Он видел над собой испуганное любящее лицо Горшенина, был ему благодарен. Все путалось в его голове - боль и восторг. Среди пылающих теремов, опаленных, комьями пролетающих галок он произносит вещие, рвущиеся из души слова, свои прощальные заветы другим, молодым, столпившимся у его изголовья.

- Егор Данилыч, а может, в больницу? Может, пойдем в больницу? Надо вам показаться, ведь все время мучит…

- Все пустяки… показаться… Жизнь прожита… Старик… Болезнь неизлечима, я знаю… Но не страшусь!.. Чего мне бояться? Смерти? Смерти я не боюсь! Смертью нас не возьмешь! В смерть мы, Алеша, не верим! В тлен мы не верим! Все стрелы сквозь нас пролетают, а главного им не задеть!
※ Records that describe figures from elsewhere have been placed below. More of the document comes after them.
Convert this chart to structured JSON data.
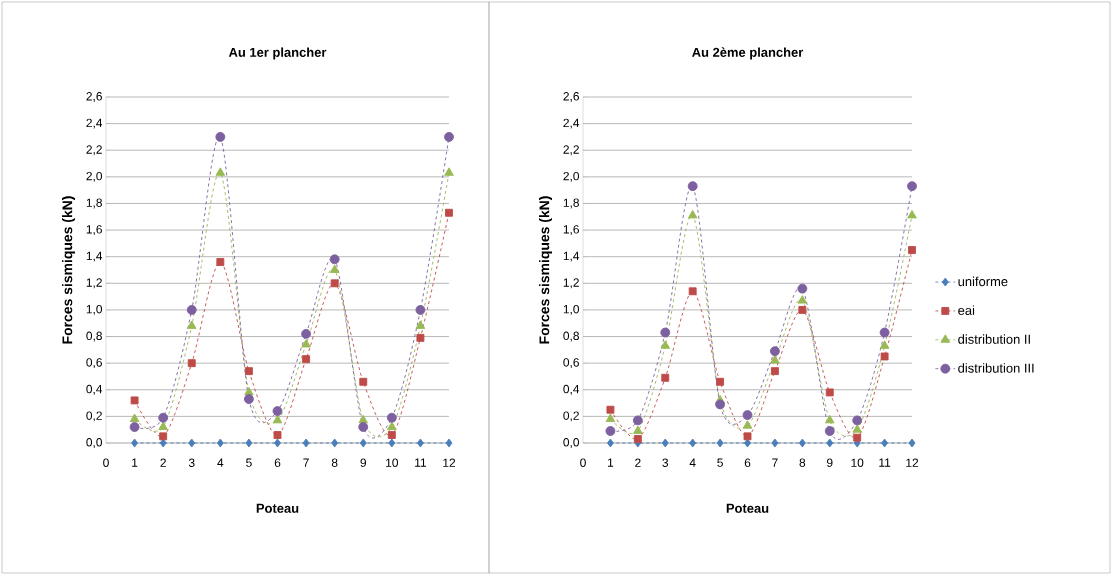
{
  "chart_data": [
    {
      "type": "line",
      "title": "Au 1er plancher",
      "xlabel": "Poteau",
      "ylabel": "Forces sismiques (kN)",
      "x": [
        1,
        2,
        3,
        4,
        5,
        6,
        7,
        8,
        9,
        10,
        11,
        12
      ],
      "series": [
        {
          "color": "#4a7ebb",
          "marker": "diamond",
          "values": [
            0,
            0,
            0,
            0,
            0,
            0,
            0,
            0,
            0,
            0,
            0,
            0
          ]
        },
        {
          "color": "#be4b48",
          "marker": "square",
          "values": [
            0.32,
            0.05,
            0.6,
            1.36,
            0.54,
            0.06,
            0.63,
            1.2,
            0.46,
            0.06,
            0.79,
            1.73
          ]
        },
        {
          "color": "#98b954",
          "marker": "triangle",
          "values": [
            0.18,
            0.12,
            0.88,
            2.03,
            0.38,
            0.17,
            0.74,
            1.3,
            0.17,
            0.12,
            0.88,
            2.03
          ]
        },
        {
          "color": "#7d60a0",
          "marker": "circle",
          "values": [
            0.12,
            0.19,
            1.0,
            2.3,
            0.33,
            0.24,
            0.82,
            1.38,
            0.12,
            0.19,
            1.0,
            2.3
          ]
        }
      ],
      "xlim": [
        0,
        12
      ],
      "xticks": [
        0,
        1,
        2,
        3,
        4,
        5,
        6,
        7,
        8,
        9,
        10,
        11,
        12
      ],
      "ylim": [
        0,
        2.6
      ],
      "yticks": [
        {
          "value": 0,
          "label": "0,0"
        },
        {
          "value": 0.2,
          "label": "0,2"
        },
        {
          "value": 0.4,
          "label": "0,4"
        },
        {
          "value": 0.6,
          "label": "0,6"
        },
        {
          "value": 0.8,
          "label": "0,8"
        },
        {
          "value": 1.0,
          "label": "1,0"
        },
        {
          "value": 1.2,
          "label": "1,2"
        },
        {
          "value": 1.4,
          "label": "1,4"
        },
        {
          "value": 1.6,
          "label": "1,6"
        },
        {
          "value": 1.8,
          "label": "1,8"
        },
        {
          "value": 2.0,
          "label": "2,0"
        },
        {
          "value": 2.2,
          "label": "2,2"
        },
        {
          "value": 2.4,
          "label": "2,4"
        },
        {
          "value": 2.6,
          "label": "2,6"
        }
      ],
      "grid": "y",
      "line_style": "dashed",
      "legend": false
    },
    {
      "type": "line",
      "title": "Au 2ème plancher",
      "xlabel": "Poteau",
      "ylabel": "Forces sismiques (kN)",
      "x": [
        1,
        2,
        3,
        4,
        5,
        6,
        7,
        8,
        9,
        10,
        11,
        12
      ],
      "series": [
        {
          "name": "uniforme",
          "color": "#4a7ebb",
          "marker": "diamond",
          "values": [
            0,
            0,
            0,
            0,
            0,
            0,
            0,
            0,
            0,
            0,
            0,
            0
          ]
        },
        {
          "name": "eai",
          "color": "#be4b48",
          "marker": "square",
          "values": [
            0.25,
            0.03,
            0.49,
            1.14,
            0.46,
            0.05,
            0.54,
            1.0,
            0.38,
            0.04,
            0.65,
            1.45
          ]
        },
        {
          "name": "distribution II",
          "color": "#98b954",
          "marker": "triangle",
          "values": [
            0.18,
            0.09,
            0.73,
            1.71,
            0.32,
            0.13,
            0.62,
            1.07,
            0.17,
            0.1,
            0.73,
            1.71
          ]
        },
        {
          "name": "distribution III",
          "color": "#7d60a0",
          "marker": "circle",
          "values": [
            0.09,
            0.17,
            0.83,
            1.93,
            0.29,
            0.21,
            0.69,
            1.16,
            0.09,
            0.17,
            0.83,
            1.93
          ]
        }
      ],
      "xlim": [
        0,
        12
      ],
      "xticks": [
        0,
        1,
        2,
        3,
        4,
        5,
        6,
        7,
        8,
        9,
        10,
        11,
        12
      ],
      "ylim": [
        0,
        2.6
      ],
      "yticks": [
        {
          "value": 0,
          "label": "0,0"
        },
        {
          "value": 0.2,
          "label": "0,2"
        },
        {
          "value": 0.4,
          "label": "0,4"
        },
        {
          "value": 0.6,
          "label": "0,6"
        },
        {
          "value": 0.8,
          "label": "0,8"
        },
        {
          "value": 1.0,
          "label": "1,0"
        },
        {
          "value": 1.2,
          "label": "1,2"
        },
        {
          "value": 1.4,
          "label": "1,4"
        },
        {
          "value": 1.6,
          "label": "1,6"
        },
        {
          "value": 1.8,
          "label": "1,8"
        },
        {
          "value": 2.0,
          "label": "2,0"
        },
        {
          "value": 2.2,
          "label": "2,2"
        },
        {
          "value": 2.4,
          "label": "2,4"
        },
        {
          "value": 2.6,
          "label": "2,6"
        }
      ],
      "grid": "y",
      "line_style": "dashed",
      "legend": "right"
    }
  ]
}
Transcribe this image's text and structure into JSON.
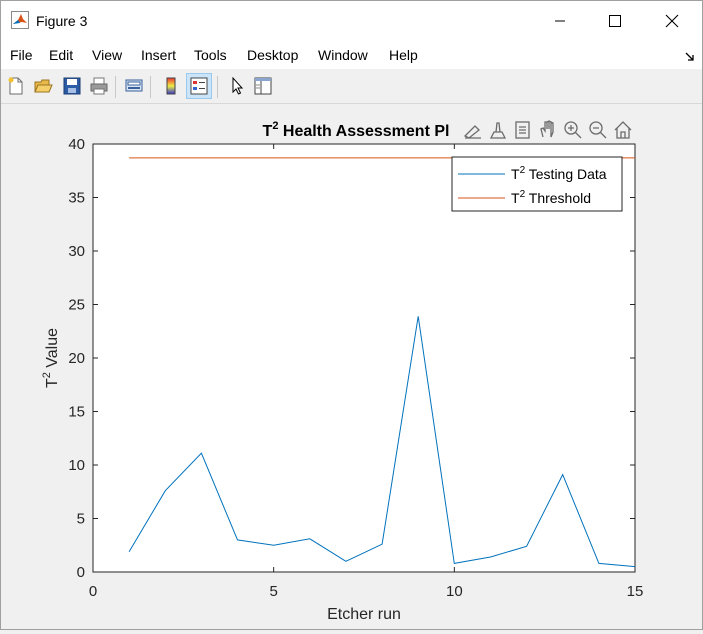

- Егор Данилыч, дорогой… Давайте-ка мы с вами в больницу. Сейчас добуду машину, и мы потихоньку… Надо вам показаться. А то вы все травами, травами. Бог весть что надумываете про себя. А надо к врачу, к настоящему…

- Да что нам врачи, Алеша!.. Мы сами себе врачи, сами себе лекаря и целители! Знаем концы и начала. И знаем свою бесконечность!.. Мы в детях своих не кончаемся. И в этих белокаменных, чудных, всю жизнь за нами следящих церквах. И в народной молве. И в этих снегах неоглядных. И в водах. И в небесах. И в звезде загоревшейся. И в ковшике из любимых ладоней, на которые легли отражением. И в высших, нам с тобой неведомых, неизреченных тайнах, Алеша! Вот где мы бесконечны!..

Сквозь боль и жжение в нем пребывал восторг от прекрасных найденных слов, от одержанной духовной победы в присутствии Горшенина, в присутствии любимых, белоликих, весь век на него глядящих соборов, которым и он подобен, из того же белого камня, на которых, сквозь все пожары, ни уголечка, ни пятнышка.